B A L I A

Wulansaf
Chapter #2

S A T U

  Balia sedang duduk di depan meja, membuka kotak berisi foto fotonya bersama Binar. Balia memperhatikan fotonya satu persatu, foto paling banyak diambil ketika mereka bertambah umur setiap tahun. Dari ulang tahun yang pertama sampai yang ke lima belas mereka selalu merayakannya walau hanya makan-makan sederhana. 

  Balia POV 

  “Lagian kenapa sih, ulang tahun kita harus sama?” beberapa hari lagi gue bakal denger kata-kata itu untuk yang ketiga kali setiap tahun dari orang yang sama. Dan semoga di tahun ini gue denger ucapan selamat ulang tahun dari Binar. Walaupun cuma sekadar. “Selamat ulang tahun, Balia!” gue seneng dan pasti akan lebih bahagia dihari yang bahagia. 

  Sayangnya, sekalipun gue nggak pernah denger ucapan selamat ulang tahun dari Binar. Kita dilahirkan dari keluarga yang berbeda. Gue yang penuh cinta sementara Binar yang butuh akan cinta. Bukan salah siapa-siapa. 

  Percaya nggak? Kalau selama Binar ulang tahun, dia pun nggak pernah denger ucapan selamat dari keluarganya, cium pipi kanan-kiri yang selama ini Papi dan Mami gue selalu lakuin sampai gue pun geli sendiri udah sebesar ini masih dicium sana- sini. 

  Tapi Tuhan itu adil banget, Binar selalu dapet pelukan dan ciuman dari Mami dan Papi gue, sampai suatu hari gue jadi mikir sendiri. Sebenernya Binar itu anak siapa? 

  Bahkan adiknya sendiri nggak bakal mau untuk sekadar mengucapkan atau lain sebagainya, gue pun nggak pernah tahu apa yang terjadi dengan keluargnya Binar. Dan selama beberapa tahun belakangan ini, gue selalu makan-makanan yang sama dengan Binar. Ibunya setiap hari selalu ngirim masakannya karena itu juga permintaannya Mami. Emang hati nggak bisa dibohongin, kalau orang-orang bilang masakan Ibunya yang paling enak, justru gue bilang masakan Ibunya Binar paling enak. 

Apa sebenernya Ibunya Binar itu adalah orangtua asli gue? Apa jangan jangan kita adalah anak tertukar? Jangan ngaco, deh, Bal!

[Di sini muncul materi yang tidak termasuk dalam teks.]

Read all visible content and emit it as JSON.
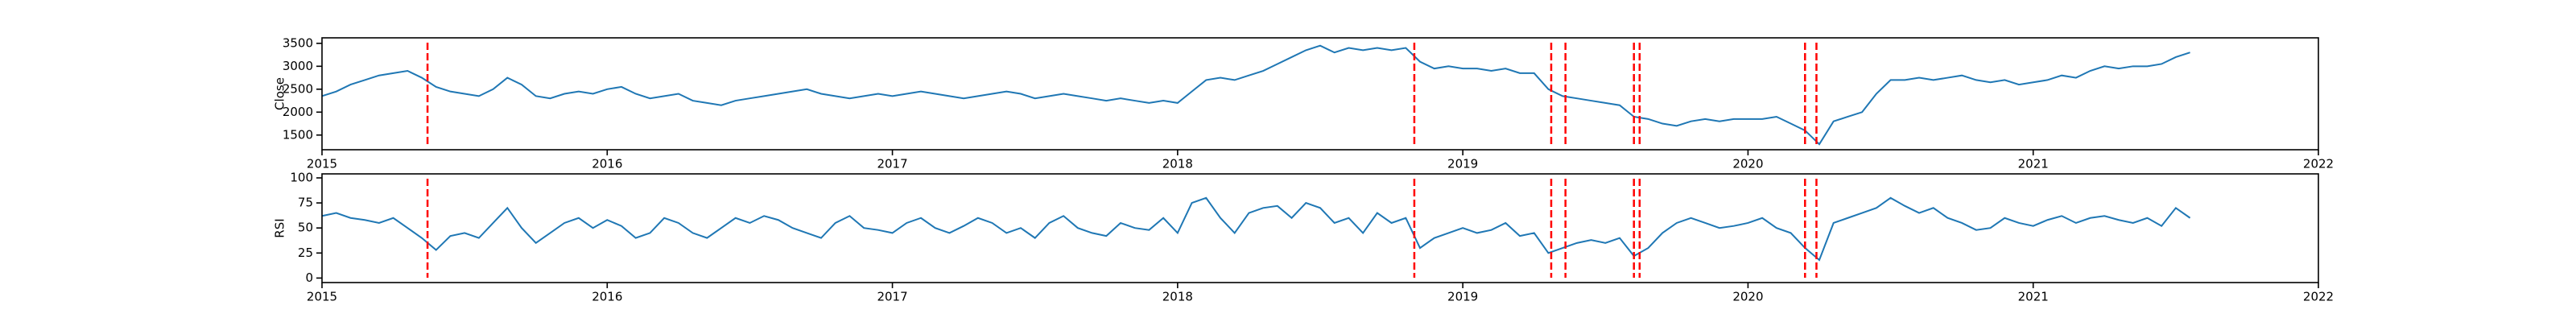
{
  "chart_data": [
    {
      "type": "line",
      "ylabel": "Close",
      "color": "#1f77b4",
      "x": [
        2015,
        2015.05,
        2015.1,
        2015.15,
        2015.2,
        2015.25,
        2015.3,
        2015.35,
        2015.4,
        2015.45,
        2015.5,
        2015.55,
        2015.6,
        2015.65,
        2015.7,
        2015.75,
        2015.8,
        2015.85,
        2015.9,
        2015.95,
        2016,
        2016.05,
        2016.1,
        2016.15,
        2016.2,
        2016.25,
        2016.3,
        2016.35,
        2016.4,
        2016.45,
        2016.5,
        2016.55,
        2016.6,
        2016.65,
        2016.7,
        2016.75,
        2016.8,
        2016.85,
        2016.9,
        2016.95,
        2017,
        2017.05,
        2017.1,
        2017.15,
        2017.2,
        2017.25,
        2017.3,
        2017.35,
        2017.4,
        2017.45,
        2017.5,
        2017.55,
        2017.6,
        2017.65,
        2017.7,
        2017.75,
        2017.8,
        2017.85,
        2017.9,
        2017.95,
        2018,
        2018.05,
        2018.1,
        2018.15,
        2018.2,
        2018.25,
        2018.3,
        2018.35,
        2018.4,
        2018.45,
        2018.5,
        2018.55,
        2018.6,
        2018.65,
        2018.7,
        2018.75,
        2018.8,
        2018.85,
        2018.9,
        2018.95,
        2019,
        2019.05,
        2019.1,
        2019.15,
        2019.2,
        2019.25,
        2019.3,
        2019.35,
        2019.4,
        2019.45,
        2019.5,
        2019.55,
        2019.6,
        2019.65,
        2019.7,
        2019.75,
        2019.8,
        2019.85,
        2019.9,
        2019.95,
        2020,
        2020.05,
        2020.1,
        2020.15,
        2020.2,
        2020.25,
        2020.3,
        2020.35,
        2020.4,
        2020.45,
        2020.5,
        2020.55,
        2020.6,
        2020.65,
        2020.7,
        2020.75,
        2020.8,
        2020.85,
        2020.9,
        2020.95,
        2021,
        2021.05,
        2021.1,
        2021.15,
        2021.2,
        2021.25,
        2021.3,
        2021.35,
        2021.4,
        2021.45,
        2021.5,
        2021.55
      ],
      "values": [
        2350,
        2450,
        2600,
        2700,
        2800,
        2850,
        2900,
        2750,
        2550,
        2450,
        2400,
        2350,
        2500,
        2750,
        2600,
        2350,
        2300,
        2400,
        2450,
        2400,
        2500,
        2550,
        2400,
        2300,
        2350,
        2400,
        2250,
        2200,
        2150,
        2250,
        2300,
        2350,
        2400,
        2450,
        2500,
        2400,
        2350,
        2300,
        2350,
        2400,
        2350,
        2400,
        2450,
        2400,
        2350,
        2300,
        2350,
        2400,
        2450,
        2400,
        2300,
        2350,
        2400,
        2350,
        2300,
        2250,
        2300,
        2250,
        2200,
        2250,
        2200,
        2450,
        2700,
        2750,
        2700,
        2800,
        2900,
        3050,
        3200,
        3350,
        3450,
        3300,
        3400,
        3350,
        3400,
        3350,
        3400,
        3100,
        2950,
        3000,
        2950,
        2950,
        2900,
        2950,
        2850,
        2850,
        2500,
        2350,
        2300,
        2250,
        2200,
        2150,
        1900,
        1850,
        1750,
        1700,
        1800,
        1850,
        1800,
        1850,
        1850,
        1850,
        1900,
        1750,
        1600,
        1300,
        1800,
        1900,
        2000,
        2400,
        2700,
        2700,
        2750,
        2700,
        2750,
        2800,
        2700,
        2650,
        2700,
        2600,
        2650,
        2700,
        2800,
        2750,
        2900,
        3000,
        2950,
        3000,
        3000,
        3050,
        3200,
        3300
      ],
      "xlim": [
        2015,
        2022
      ],
      "xticks": [
        2015,
        2016,
        2017,
        2018,
        2019,
        2020,
        2021,
        2022
      ],
      "ylim": [
        1180,
        3620
      ],
      "yticks": [
        1500,
        2000,
        2500,
        3000,
        3500
      ],
      "vlines": [
        2015.37,
        2018.83,
        2019.31,
        2019.36,
        2019.6,
        2019.62,
        2020.2,
        2020.24
      ],
      "vline_color": "#ff0000"
    },
    {
      "type": "line",
      "ylabel": "RSI",
      "color": "#1f77b4",
      "x": [
        2015,
        2015.05,
        2015.1,
        2015.15,
        2015.2,
        2015.25,
        2015.3,
        2015.35,
        2015.4,
        2015.45,
        2015.5,
        2015.55,
        2015.6,
        2015.65,
        2015.7,
        2015.75,
        2015.8,
        2015.85,
        2015.9,
        2015.95,
        2016,
        2016.05,
        2016.1,
        2016.15,
        2016.2,
        2016.25,
        2016.3,
        2016.35,
        2016.4,
        2016.45,
        2016.5,
        2016.55,
        2016.6,
        2016.65,
        2016.7,
        2016.75,
        2016.8,
        2016.85,
        2016.9,
        2016.95,
        2017,
        2017.05,
        2017.1,
        2017.15,
        2017.2,
        2017.25,
        2017.3,
        2017.35,
        2017.4,
        2017.45,
        2017.5,
        2017.55,
        2017.6,
        2017.65,
        2017.7,
        2017.75,
        2017.8,
        2017.85,
        2017.9,
        2017.95,
        2018,
        2018.05,
        2018.1,
        2018.15,
        2018.2,
        2018.25,
        2018.3,
        2018.35,
        2018.4,
        2018.45,
        2018.5,
        2018.55,
        2018.6,
        2018.65,
        2018.7,
        2018.75,
        2018.8,
        2018.85,
        2018.9,
        2018.95,
        2019,
        2019.05,
        2019.1,
        2019.15,
        2019.2,
        2019.25,
        2019.3,
        2019.35,
        2019.4,
        2019.45,
        2019.5,
        2019.55,
        2019.6,
        2019.65,
        2019.7,
        2019.75,
        2019.8,
        2019.85,
        2019.9,
        2019.95,
        2020,
        2020.05,
        2020.1,
        2020.15,
        2020.2,
        2020.25,
        2020.3,
        2020.35,
        2020.4,
        2020.45,
        2020.5,
        2020.55,
        2020.6,
        2020.65,
        2020.7,
        2020.75,
        2020.8,
        2020.85,
        2020.9,
        2020.95,
        2021,
        2021.05,
        2021.1,
        2021.15,
        2021.2,
        2021.25,
        2021.3,
        2021.35,
        2021.4,
        2021.45,
        2021.5,
        2021.55
      ],
      "values": [
        62,
        65,
        60,
        58,
        55,
        60,
        50,
        40,
        28,
        42,
        45,
        40,
        55,
        70,
        50,
        35,
        45,
        55,
        60,
        50,
        58,
        52,
        40,
        45,
        60,
        55,
        45,
        40,
        50,
        60,
        55,
        62,
        58,
        50,
        45,
        40,
        55,
        62,
        50,
        48,
        45,
        55,
        60,
        50,
        45,
        52,
        60,
        55,
        45,
        50,
        40,
        55,
        62,
        50,
        45,
        42,
        55,
        50,
        48,
        60,
        45,
        75,
        80,
        60,
        45,
        65,
        70,
        72,
        60,
        75,
        70,
        55,
        60,
        45,
        65,
        55,
        60,
        30,
        40,
        45,
        50,
        45,
        48,
        55,
        42,
        45,
        25,
        30,
        35,
        38,
        35,
        40,
        22,
        30,
        45,
        55,
        60,
        55,
        50,
        52,
        55,
        60,
        50,
        45,
        30,
        18,
        55,
        60,
        65,
        70,
        80,
        72,
        65,
        70,
        60,
        55,
        48,
        50,
        60,
        55,
        52,
        58,
        62,
        55,
        60,
        62,
        58,
        55,
        60,
        52,
        70,
        60
      ],
      "xlim": [
        2015,
        2022
      ],
      "xticks": [
        2015,
        2016,
        2017,
        2018,
        2019,
        2020,
        2021,
        2022
      ],
      "ylim": [
        -4.5,
        104
      ],
      "yticks": [
        0,
        25,
        50,
        75,
        100
      ],
      "vlines": [
        2015.37,
        2018.83,
        2019.31,
        2019.36,
        2019.6,
        2019.62,
        2020.2,
        2020.24
      ],
      "vline_color": "#ff0000"
    }
  ]
}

  Gue sendiri pun lupa gimana rasanya masakan Mami. Semakin dewasa gue sendiri pun mengerti, keputusan Mami untuk berkarir nggak akan bisa diganggu gugat. Ada beberapa hal yang nggak akan kita mengerti kalau dipikirkan dengan sudut pandang diri sendiri. Kalau gue jadi Mami, pasti gue pun mau jadi ibu rumah tangga yang selalu ada untuk anak-anaknya, Ibu yang sempurna yang selalu ada intinya, tapi balik lagi, kalau kita jadi diri sendiri dan nggak mengerti orang lain, pasti selalu mikir bahwa seorang Ibu yang berkarir nggak akan pernah punya waktu sama anak-anaknya, nggak peduli anak-anaknya. 

  Semua itu salah, buktinya Mami selalu pintar untuk membagi waktu dengan anak-anaknya, nggak melulu dengan karirnya. Kalau gue jadi Mami pun, pasti gue menginginkan semua yang terbaik untuk anak-anak gue, fasilitas bagus, jalan-jalan, makan enak, itu semua ada karena kerja keras Mami.